Tiniest North American Dinosaur Lived Among Giants

Sunday, July 10, 2011



Though only as big as a squirrel, Fruitadens haagarorum -- a recently identified dinosaur from Colorado -- coexisted with enormous other species.

With the largest Fruitadens specimens weighing less than two pounds and measuring around 28 inches long, the North American dinosaur comes close to being the world's smallest, but not quite, according to a new study.


Watch video about the tiny dinosau
r.

This diminutive dinosaur is, however, now North America's smallest known dinosaur. The 150-million-year-old creature is also the world's smallest known ornithischian dinosaur, a group that included horned, duck-billed and armored dinosaurs, along with many other diverse species.

"The smallest known dinosaurs -- just slightly smaller than Fruitadens -- are from China and they represent some of the closest relatives of birds," co-author Luis Chiappe told Discovery News.
"(The new dinosaur) may look bird-like because of its size, but in fact it isn't very closely related to birds or Archaeopteryx (the world's first known bird)," added Chiappe, who is director of the Natural History Museum's Dinosaur Institute in Los Angeles.

He and an international team of experts describe the new species in the latest Proceedings of the Royal Society B. The dinosaur's name was not inspired by edible fruit, but instead by the Fruita Paleontological Area, northwest of Grand Junction, Colo., where its remains were discovered.

Fruits were probably on its menu, however, along with eggs and almost anything else it could get in its mouth.

"The shape of Fruitadens' teeth suggests it was probably eating both plants and small animals -- i.e. insects," co-author Laura Porro told Discovery News.

She explained that in addition to being an ornithischian dinosaur, it was also a member of a family of dinosaurs called heterodontosaurids, meaning "different-toothed lizards." The teeth of these dinosaurs, like those of fellow omnivore humans, erupted in different shapes, with some resembling canines, others looking like molars and so on.

Most modern reptiles, such as alligators and iguanas, have more uniform teeth.
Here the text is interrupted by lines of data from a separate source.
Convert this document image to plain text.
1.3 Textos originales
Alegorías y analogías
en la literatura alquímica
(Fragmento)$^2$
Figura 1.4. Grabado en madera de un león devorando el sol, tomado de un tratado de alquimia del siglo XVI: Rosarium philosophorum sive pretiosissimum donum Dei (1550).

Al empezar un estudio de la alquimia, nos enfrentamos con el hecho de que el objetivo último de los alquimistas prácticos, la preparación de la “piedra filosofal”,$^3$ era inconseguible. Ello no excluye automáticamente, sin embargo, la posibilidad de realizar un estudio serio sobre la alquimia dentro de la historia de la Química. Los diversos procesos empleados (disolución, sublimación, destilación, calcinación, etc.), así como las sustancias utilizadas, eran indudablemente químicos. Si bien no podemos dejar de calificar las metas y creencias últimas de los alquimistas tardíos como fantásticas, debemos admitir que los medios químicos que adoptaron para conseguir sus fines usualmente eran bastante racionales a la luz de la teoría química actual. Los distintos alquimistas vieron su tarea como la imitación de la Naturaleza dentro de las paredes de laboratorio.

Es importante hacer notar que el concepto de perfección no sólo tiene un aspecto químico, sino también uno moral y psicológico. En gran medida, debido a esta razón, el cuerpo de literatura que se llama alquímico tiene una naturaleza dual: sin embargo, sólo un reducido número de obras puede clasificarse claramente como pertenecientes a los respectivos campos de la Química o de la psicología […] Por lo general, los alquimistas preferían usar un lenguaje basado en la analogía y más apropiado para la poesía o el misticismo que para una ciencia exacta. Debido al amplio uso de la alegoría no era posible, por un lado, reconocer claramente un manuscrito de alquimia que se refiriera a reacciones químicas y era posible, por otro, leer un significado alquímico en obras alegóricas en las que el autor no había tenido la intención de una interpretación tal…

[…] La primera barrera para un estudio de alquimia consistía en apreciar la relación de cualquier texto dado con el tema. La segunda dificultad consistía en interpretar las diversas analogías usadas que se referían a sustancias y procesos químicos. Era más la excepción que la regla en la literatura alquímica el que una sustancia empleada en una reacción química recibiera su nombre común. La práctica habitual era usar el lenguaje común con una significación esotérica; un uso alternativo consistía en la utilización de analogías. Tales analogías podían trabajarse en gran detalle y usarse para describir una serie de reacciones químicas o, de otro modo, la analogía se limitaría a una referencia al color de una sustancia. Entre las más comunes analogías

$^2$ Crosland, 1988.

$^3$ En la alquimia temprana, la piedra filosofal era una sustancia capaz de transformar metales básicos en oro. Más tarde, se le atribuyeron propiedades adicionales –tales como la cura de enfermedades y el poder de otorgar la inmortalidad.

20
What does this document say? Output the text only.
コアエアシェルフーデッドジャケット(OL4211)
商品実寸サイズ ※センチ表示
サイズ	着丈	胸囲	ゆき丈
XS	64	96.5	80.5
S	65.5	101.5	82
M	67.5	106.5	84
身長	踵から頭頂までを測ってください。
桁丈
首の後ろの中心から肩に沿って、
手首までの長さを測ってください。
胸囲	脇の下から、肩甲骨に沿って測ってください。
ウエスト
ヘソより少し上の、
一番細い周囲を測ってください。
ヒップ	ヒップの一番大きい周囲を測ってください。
Relatives of Fruitadens, which have been found in England, South Africa and other countries, lived when "all continental land masses were connected into a single, giant continent called Pangea," Chiappe said. Some of these dinosaurs probably then traveled to North America, explaining how the bones of the tiny dinosaur wound up in Colorado.

"Colorado is the place where the rocks containing the fossils of Fruitadens are exposed, but presumably the species lived elsewhere in North America," he added, mentioning that it would have coexisted with other, much larger dinosaurs, such as Diplodocus and Brachiosaurus.

The presence of such gigantic herbivores may even help to explain why heterodontosaurids shrunk over the years and became omnivores. Not able to compete with the giant sauropods, "heterodontosaurs evolved to become small, ecological generalists. Think modern raccoons," Porro said.

"Dinosaurs were once thought of as large, lumbering plant or meat eaters," she added. "We now know there were lots of small dinosaurs about, that some dinosaurs were specialists that ate primarily fish or insects, that different species of plant-eating dinosaurs may have specialized in different types of plants, and that some dinosaurs may have climbed trees or even dug burrows."

She concluded: "We can now envision the world of the dinosaurs as a much richer, fuller place."

Visitors to the Natural History Museum in Los Angeles can soon view a display featuring the tiny Fruitadens next to the 70-foot-long dinosaur Mamenchisaurus, which also lived during the Late Jurassic.